市民共同発電所設置事業に取り組む「市民エネルギーとっとり」(手塚智子代表)は1日、鳥取市で「とっとり市民発電所フォーラム」を開きました。手塚代表は、地域でエネルギーを自給し、持続可能な地域社会をつくろうと呼びかけました。
NPO法人気候ネットワーク主任研究員の豊田陽介氏が講演し、一般社団法人徳島地域エネルギーの豊岡和美事務局長、NPO法人エコプランふくいの吉川守秋事務局長、手塚代表が取り組みを報告。「市民エネルギーとっとり」の藤田充副代表のコーディネートでパネルディスカッションしました。
豊田氏は、地球温暖化を防止するために二酸化炭素の大幅な削減が必要だとして、再生可能エネルギーへの転換を訴え、木質燃料、家畜ふん尿、風力、小水力によるエネルギー自給の事例=北海道下川町(公共施設の暖房の6割が木質燃料で削減された1600万円で子育て支援)、岩手県葛巻町(第3セクターの畜産開発公社、公共の宿、ワイン工場、森林組合が集成材、薪を販売、寄付や企業出資で森林整備、風力発電、畜産・木質バイオマス発電)、西粟倉村(小水力発電の更新、薪・丸太ボイラー)、高知県梼原町=を紹介しました。
エネルギーを地産して地産品で返す
さらに各地の市民共同発電所を紹介し、福島農民連が未利用地を活用した市民共同発電所「ミドルクラスソーラー」を県内各地に広げていることを報告しました。市民共同発電所は国内で約600基になるが、ドイツの約1万基に比べると少なく、どんどんつくることが大事だが、太陽光発電の買い取り価格が下がり、採算性を考える必要が出て来たと指摘しました。
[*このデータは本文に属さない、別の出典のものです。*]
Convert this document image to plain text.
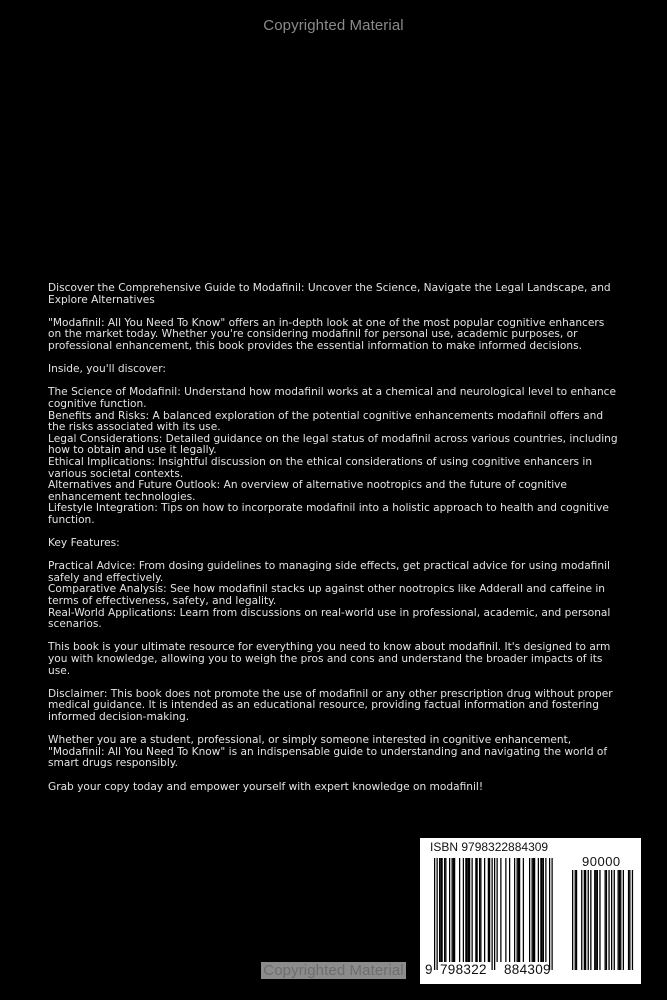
Copyrighted Material

Discover the Comprehensive Guide to Modafinil: Uncover the Science, Navigate the Legal Landscape, and Explore Alternatives

"Modafinil: All You Need To Know" offers an in-depth look at one of the most popular cognitive enhancers on the market today. Whether you're considering modafinil for personal use, academic purposes, or professional enhancement, this book provides the essential information to make informed decisions.

Inside, you'll discover:

The Science of Modafinil: Understand how modafinil works at a chemical and neurological level to enhance cognitive function.
Benefits and Risks: A balanced exploration of the potential cognitive enhancements modafinil offers and the risks associated with its use.
Legal Considerations: Detailed guidance on the legal status of modafinil across various countries, including how to obtain and use it legally.
Ethical Implications: Insightful discussion on the ethical considerations of using cognitive enhancers in various societal contexts.
Alternatives and Future Outlook: An overview of alternative nootropics and the future of cognitive enhancement technologies.
Lifestyle Integration: Tips on how to incorporate modafinil into a holistic approach to health and cognitive function.

Key Features:

Practical Advice: From dosing guidelines to managing side effects, get practical advice for using modafinil safely and effectively.
Comparative Analysis: See how modafinil stacks up against other nootropics like Adderall and caffeine in terms of effectiveness, safety, and legality.
Real-World Applications: Learn from discussions on real-world use in professional, academic, and personal scenarios.

This book is your ultimate resource for everything you need to know about modafinil. It's designed to arm you with knowledge, allowing you to weigh the pros and cons and understand the broader impacts of its use.

Disclaimer: This book does not promote the use of modafinil or any other prescription drug without proper medical guidance. It is intended as an educational resource, providing factual information and fostering informed decision-making.

Whether you are a student, professional, or simply someone interested in cognitive enhancement, "Modafinil: All You Need To Know" is an indispensable guide to understanding and navigating the world of smart drugs responsibly.

Grab your copy today and empower yourself with expert knowledge on modafinil!

ISBN 9798322884309
90000
9 798322 884309
Copyrighted Material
豊岡氏は、佐那河内村の風力・小水力・太陽光発電(売電収入を集落排水のポンプ代などに還元)と農業振興、牟岐町の太陽光発電、小型チップボイラーのリース事業(ハウス農家など)を報告。吉川氏は、市民共同発電所、LED設置による節電事業、太陽光パネル架台への県産杉使用について報告しました。
手塚氏は、空山ポニー発電所の設置や、鳥取県畜産農業協同組合の屋根や県有地を利用した発電事業の計画を発表し、出資者に県産品で返済して売電収入を地域で循環させる仕組みにしたいとのべました。